One week after the last immunization, total RNA was extracted from spleen tissue using TRIzol reagent (Invitrogen, MA, USA). Total RNA was synthesized as cDNA using SuperScript II Reverse Transcriptase (Invitrogen). Gene expression of gerbil cytokines was analysed via real-time PCR using SYBR Green PCR Master Mix (Applied Biosystems, Waltham, MA, USA). Primer sequences of gerbil genes were as follows: GAPDH forward, 5′-CATGGCCTTCCGAGTTCCT-3′ and reverse, 5′-TTCTGCAGTCGGCATGTCA-3′; IFN-γ forward, 5′-TTGGGCCCTCTGACTTCGT-3′ and reverse, 5′-TTGGGCCCTCTGACTTCGT-3′; TNF-α forward, 5′-GCTCCCCCAGAAGTCGGCG-3′ and reverse, 5′-CTTGGTGGTTGGGTACGACA-3′; IL-17 forward, 5′-AGCTCCAGAGGCCCTCGGAC-3′ and reverse, 5′-AGGACCAGGATCTCTTGCTG-3′; IL-4 forward, 5′-CAGGGTGCTCCGCAAATTT-3′ and reverse, 5′-GACCCCGGAGTTGTTCTTCA-3′; IL-10 forward, 5′-CAAGGCAGCCTTGCAGAAG-3′ and reverse, 5′-TCCAGCCAGTAAGATTAGGCAATA-3′.

Viral RNA determination

Five days after EV71 C4a or CVA16 infection, gerbil brainstem, muscle, spleen, and heart tissues were obtained. Viral RNA was extracted using the Qiagen viral RNA kit (Qiagen, Hilden, Germany). Viral RNA was synthesized into cDNA using SuperScript II RT (Invitrogen). Viral RNA contents of each tissue were analysed via real-time PCR using SYBR Green PCR Master Mix. The sequences of Enterovirus primers were forward, 5′-GCGATTGTCACCATWAGCAGYCA-3′ and reverse, 5′-GGCCCCTGAATGCGGCTAATCC-3′.

Histology

Five days after virus infection, the brainstem, hind limb muscle, spleen, and heart of gerbils were obtained and fixed with formalin for 24 h. The fixed tissues were prepared with paraffin blocks and stained with haematoxylin-eosin at T&P Bio (Gwangju, Korea). In the muscle and heart, inflammatory cell infiltration and muscle fibre degeneration were scored (0, normal; 1, mild; 2, moderate; 3, severe; total score, 6) (Nugraheni and Saputri, 2017; Sun et al., 2022).

Statistics

The Student’s t-test was used to compare the differences between two groups. To compare multiple groups, we performed one-way analysis of variance (ANOVA) followed by Tukey’s post hoc test. Survival rates were compared using the log-rank test. Statistical significance was set at p<0.05.

RESULTS

Immunization with the bivalent inactivated vaccine induces Ag-specific IgG antibody production and T cell immune responses

To induce an effective immune response against viral Ag, immunization with inactivated viruses needs to be performed at least twice. Preliminary experiments were conducted to determine the interval and frequency of immunizations. First, considering the timing and interval of immunization, the possibility of viral infection in various aged adult gerbils was investigated. Since infection with both EV71 C4a and CVA16 is required, we first tested this using CVA16, which results in relatively severe signs of infection. However, CVA16 did not infect 60-day-old gerbils (Supplementary Fig. 1). As such, we challenged 3-week-old young gerbil with the virus and confirmed infectivity. Therefore, as an optimized regimen, the first immunization was performed at 1 week of age to ensure two immunizations prior to infection. The first immunization was performed via the intra-muscular route to 1-week-old gerbils, and additional immunization was performed 1 week later (Fig. 1A).

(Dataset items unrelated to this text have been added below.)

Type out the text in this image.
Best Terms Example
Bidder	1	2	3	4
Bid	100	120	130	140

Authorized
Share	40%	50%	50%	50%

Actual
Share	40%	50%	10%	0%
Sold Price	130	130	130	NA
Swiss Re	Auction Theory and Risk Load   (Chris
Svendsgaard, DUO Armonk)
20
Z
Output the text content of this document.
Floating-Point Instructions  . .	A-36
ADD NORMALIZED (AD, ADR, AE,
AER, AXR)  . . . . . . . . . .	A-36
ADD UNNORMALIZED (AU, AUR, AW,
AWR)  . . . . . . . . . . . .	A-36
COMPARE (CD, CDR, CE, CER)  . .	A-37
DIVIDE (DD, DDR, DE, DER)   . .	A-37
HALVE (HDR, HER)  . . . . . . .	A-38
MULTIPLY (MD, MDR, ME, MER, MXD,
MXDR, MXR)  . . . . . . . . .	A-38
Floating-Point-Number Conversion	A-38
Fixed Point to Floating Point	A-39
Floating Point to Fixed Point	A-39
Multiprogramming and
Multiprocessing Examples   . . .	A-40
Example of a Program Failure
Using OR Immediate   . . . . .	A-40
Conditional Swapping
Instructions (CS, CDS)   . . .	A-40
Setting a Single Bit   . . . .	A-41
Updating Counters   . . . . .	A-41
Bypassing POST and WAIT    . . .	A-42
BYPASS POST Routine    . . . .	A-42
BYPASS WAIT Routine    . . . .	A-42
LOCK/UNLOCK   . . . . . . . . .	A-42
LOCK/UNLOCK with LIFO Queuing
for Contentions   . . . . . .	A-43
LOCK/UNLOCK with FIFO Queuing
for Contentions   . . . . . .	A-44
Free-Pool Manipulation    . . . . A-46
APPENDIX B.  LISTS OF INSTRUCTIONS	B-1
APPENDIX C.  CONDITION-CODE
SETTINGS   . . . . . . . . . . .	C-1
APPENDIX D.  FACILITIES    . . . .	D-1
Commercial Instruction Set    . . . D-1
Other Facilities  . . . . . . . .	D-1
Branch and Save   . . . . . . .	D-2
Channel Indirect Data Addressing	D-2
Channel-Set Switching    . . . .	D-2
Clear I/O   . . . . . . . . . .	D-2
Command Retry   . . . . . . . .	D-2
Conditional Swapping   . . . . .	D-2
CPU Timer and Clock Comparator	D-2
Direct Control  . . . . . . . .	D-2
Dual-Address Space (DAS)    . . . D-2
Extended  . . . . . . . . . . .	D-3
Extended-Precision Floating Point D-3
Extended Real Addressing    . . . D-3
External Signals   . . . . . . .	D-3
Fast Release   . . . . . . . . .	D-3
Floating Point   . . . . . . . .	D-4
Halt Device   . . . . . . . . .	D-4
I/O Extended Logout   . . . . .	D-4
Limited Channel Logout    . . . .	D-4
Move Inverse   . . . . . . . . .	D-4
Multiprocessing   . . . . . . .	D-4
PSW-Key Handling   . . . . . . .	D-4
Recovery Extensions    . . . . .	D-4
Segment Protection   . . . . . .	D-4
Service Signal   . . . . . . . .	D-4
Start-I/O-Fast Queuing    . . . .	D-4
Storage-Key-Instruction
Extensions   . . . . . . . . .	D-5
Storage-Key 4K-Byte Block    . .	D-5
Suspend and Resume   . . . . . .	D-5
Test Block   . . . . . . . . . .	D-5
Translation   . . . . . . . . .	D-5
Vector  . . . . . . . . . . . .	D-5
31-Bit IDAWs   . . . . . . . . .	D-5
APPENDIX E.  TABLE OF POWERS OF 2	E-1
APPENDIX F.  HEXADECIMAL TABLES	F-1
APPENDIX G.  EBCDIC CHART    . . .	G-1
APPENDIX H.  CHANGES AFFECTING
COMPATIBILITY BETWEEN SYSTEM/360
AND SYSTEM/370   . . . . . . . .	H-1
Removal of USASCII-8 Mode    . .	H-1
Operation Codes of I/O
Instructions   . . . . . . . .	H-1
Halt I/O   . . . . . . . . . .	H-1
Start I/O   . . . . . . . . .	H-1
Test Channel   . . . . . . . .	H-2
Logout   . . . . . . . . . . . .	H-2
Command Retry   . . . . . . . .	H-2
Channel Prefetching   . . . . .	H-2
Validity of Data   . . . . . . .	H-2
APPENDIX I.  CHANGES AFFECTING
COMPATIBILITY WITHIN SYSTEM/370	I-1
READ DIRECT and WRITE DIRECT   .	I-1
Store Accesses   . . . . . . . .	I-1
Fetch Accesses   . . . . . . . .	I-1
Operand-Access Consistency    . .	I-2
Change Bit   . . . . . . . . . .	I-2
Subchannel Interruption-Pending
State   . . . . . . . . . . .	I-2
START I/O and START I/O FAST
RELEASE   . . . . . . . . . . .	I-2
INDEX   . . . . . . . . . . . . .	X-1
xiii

Figure 1. Immunization with a bivalent inactivated vaccine increases Ag-specific antibodies and helper T cell cytokines. (A) Mongolian gerbils were immunized twice with a bivalent EV71 C4a/CVA16 vaccine via the intramuscular route (n=6-8). (B) At 1 week following the final immunization, Ag-specific IgG levels in the sera were determined. A Student’s t-test was performed, comparing the vaccine group with the vehicle group. (C) The gene expression of T cell cytokines was analysed in the spleen. Graphs show the mean ± SEM. Analysis was based on a one-way ANOVA with multiple comparisons; ns, not significant; *p<0.05, ***p<0.001, compared with vehicle group.

To determine whether the bivalent inactivated vaccine could effectively induce an immune response in gerbils, antibody and cytokine levels were analysed 1 week after the last immunization. When Ag-specific IgG in the sera was analysed, EV71-specific IgG was not significantly increased with the low dose but was significantly increased with mid and high doses (Fig. 1B). CVA16-specific IgG was significantly increased with all doses. It was confirmed that the bivalent inactivated vaccine could effectively result in the production of Ag-specific IgG. Cytokine gene expression was then analysed in the spleen to determine whether it also affects the T cell immune response (Fig. 1C). Th1 (IFN-γ, TNF-α), Th2 (IL-4, IL-10), and Th17 (IL-10) immune responses were highly increased upon high-dose vaccine immunization. These results suggested that immunization with the bivalent inactivated vaccine can increase Ag-specific IgG production and induce T cell cytokine responses.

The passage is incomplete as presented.